Taka jest też wizytówka tej kadencji Zarządu Samorządu Studentów, którym kieruję w tym roku – inspiracja i motywacja, coś nowego, czego jeszcze nie było i chęć zrobienia czegoś
dobrego dla studentów naszej Uczelni. Inspiracja – niepozorne słowo, a od czerwca, kiedy to objąłem funkcję Przewodniczącego Samorządu Studentów, towarzyszy mi ono nie tylko wśród słów innych, ale
stale jest też w mojej głowie.
Patrząc ze swojej perspektywy na ludzi młodych, czasami zastanawiam się, co ich ciekawi, jakie wartości mają w tak szybko zmieniającej się rzeczywistości, do której często po prostu musimy się
dostosować. Mówiąc o tym przez pryzmat inspiracji, zauważyłem, że ludzie zmienili swoje podejście do tego, co robią. To, czego szukają, dzisiaj już możemy nazwać językiem korzyści.
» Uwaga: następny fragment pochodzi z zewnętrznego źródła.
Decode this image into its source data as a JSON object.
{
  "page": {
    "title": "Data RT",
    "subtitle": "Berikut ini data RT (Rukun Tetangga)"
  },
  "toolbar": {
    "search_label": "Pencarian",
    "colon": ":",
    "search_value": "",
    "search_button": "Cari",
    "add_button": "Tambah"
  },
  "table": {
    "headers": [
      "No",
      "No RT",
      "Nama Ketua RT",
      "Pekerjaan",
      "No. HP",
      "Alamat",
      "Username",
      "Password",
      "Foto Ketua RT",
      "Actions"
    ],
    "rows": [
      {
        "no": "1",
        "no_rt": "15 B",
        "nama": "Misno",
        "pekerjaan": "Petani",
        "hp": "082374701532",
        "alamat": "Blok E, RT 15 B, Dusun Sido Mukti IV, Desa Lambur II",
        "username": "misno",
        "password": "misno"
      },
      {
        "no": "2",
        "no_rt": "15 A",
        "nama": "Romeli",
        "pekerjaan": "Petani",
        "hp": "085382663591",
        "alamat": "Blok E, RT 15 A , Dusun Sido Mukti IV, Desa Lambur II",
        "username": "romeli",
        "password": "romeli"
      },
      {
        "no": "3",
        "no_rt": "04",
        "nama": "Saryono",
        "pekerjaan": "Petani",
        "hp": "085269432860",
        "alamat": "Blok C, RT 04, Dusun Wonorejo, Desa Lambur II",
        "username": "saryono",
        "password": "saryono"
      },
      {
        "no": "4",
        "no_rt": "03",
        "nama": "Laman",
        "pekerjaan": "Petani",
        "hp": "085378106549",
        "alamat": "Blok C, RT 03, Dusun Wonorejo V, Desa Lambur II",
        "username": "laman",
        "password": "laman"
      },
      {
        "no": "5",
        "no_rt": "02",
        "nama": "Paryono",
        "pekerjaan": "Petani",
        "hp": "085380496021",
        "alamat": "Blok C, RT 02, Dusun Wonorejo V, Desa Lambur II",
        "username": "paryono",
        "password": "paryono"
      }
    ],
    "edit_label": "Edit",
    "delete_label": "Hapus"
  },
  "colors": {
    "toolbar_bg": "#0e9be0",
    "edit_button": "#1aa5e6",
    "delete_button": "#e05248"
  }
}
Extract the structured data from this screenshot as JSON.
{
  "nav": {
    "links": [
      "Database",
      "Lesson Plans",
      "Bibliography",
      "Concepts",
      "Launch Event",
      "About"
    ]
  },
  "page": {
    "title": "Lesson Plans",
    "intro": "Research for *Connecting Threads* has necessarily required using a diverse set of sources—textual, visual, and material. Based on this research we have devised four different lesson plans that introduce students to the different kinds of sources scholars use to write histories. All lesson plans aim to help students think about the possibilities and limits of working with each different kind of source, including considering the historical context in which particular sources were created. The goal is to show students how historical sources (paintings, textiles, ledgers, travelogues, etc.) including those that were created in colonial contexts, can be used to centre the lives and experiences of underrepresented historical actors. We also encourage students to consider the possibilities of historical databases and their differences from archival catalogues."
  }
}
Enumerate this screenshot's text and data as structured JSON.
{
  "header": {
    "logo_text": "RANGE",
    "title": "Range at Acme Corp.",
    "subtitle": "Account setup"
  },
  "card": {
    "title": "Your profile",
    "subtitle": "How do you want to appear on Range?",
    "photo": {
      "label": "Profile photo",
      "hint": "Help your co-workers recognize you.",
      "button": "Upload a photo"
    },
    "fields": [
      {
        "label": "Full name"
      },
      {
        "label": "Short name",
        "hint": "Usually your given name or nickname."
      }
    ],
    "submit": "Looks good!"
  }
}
Kiedy zaczynałem na studia trzy lata temu, nie sądziłem jak wiele możliwości jest w stanie zaoferować mi kolejna podróż mojego życiu, będąca niewiadomą do momentu, aż nie odkryję jej zakamarków. Z
perspektywy czasu widzę olbrzymią różnicę i w swoim charakterze, i w tym, jak postrzegam świat.
I właśnie ta perspektywa widocznej zmiany, którą zauważyłem na przestrzeni tych trzech lat – perspektywa zmiany, w której świat przemawia do nas coraz częściej językiem korzyści –
sprawia, że inspiracja niekiedy zatraca się na rzecz materii.
Tak już chyba dzisiaj jest, że młodzi ludzie bardziej patrzą na to, co mogą zyskać dla siebie, aniżeli co mogą zrobić dla otoczenia i innych osób, studentów. Widzę, jak zmienia się motywacja ludzi
na przestrzeni czasu. Dzisiaj nie wystarczy już przekonać ich do robienia kolejnego projektu albo wzięcia udziału w jakimś wydarzeniu…
Inspiracja i motywacja, którą kiedyś w starszych już działaczach mogliśmy zauważyć, opierała się bardziej na zabawie, przygodzie i chęci zrobienia czegoś na zasadzie: „czegoś nowego się przy tym
uczę, sprawię radochę sobie i innym”. Dzisiaj coraz częściej pada najpierw pytanie: „Co da mi ten projekt?”.
Będąc liderem grupy i motywatorem do działania, czasami przychodzi mi zderzyć się właśnie z taką postawą i wówczas powstaje w mojej głowie pytanie – Czy to ja mam ich dostosowywać do
siebie, czy to ja mam się dostosować do nich? Z tym wiąże się także motywacja, którą młody lider powinien stosować, by w klarowny sposób pokierować ludźmi, poniekąd zainspirowanymi do
robienia czegoś więcej, a poniekąd patrzącymi na inne wartości. Jak zatem działać, by faktycznie dostarczyć ludziom i inspiracji, i motywacji do robienia szczytnych rzeczy, ale też zadbać o to, by
mogli z tego czerpać coś dla siebie i swojego rozwoju?
Z tym pytaniem do autorefleksji zostawiam każdego czytelnika.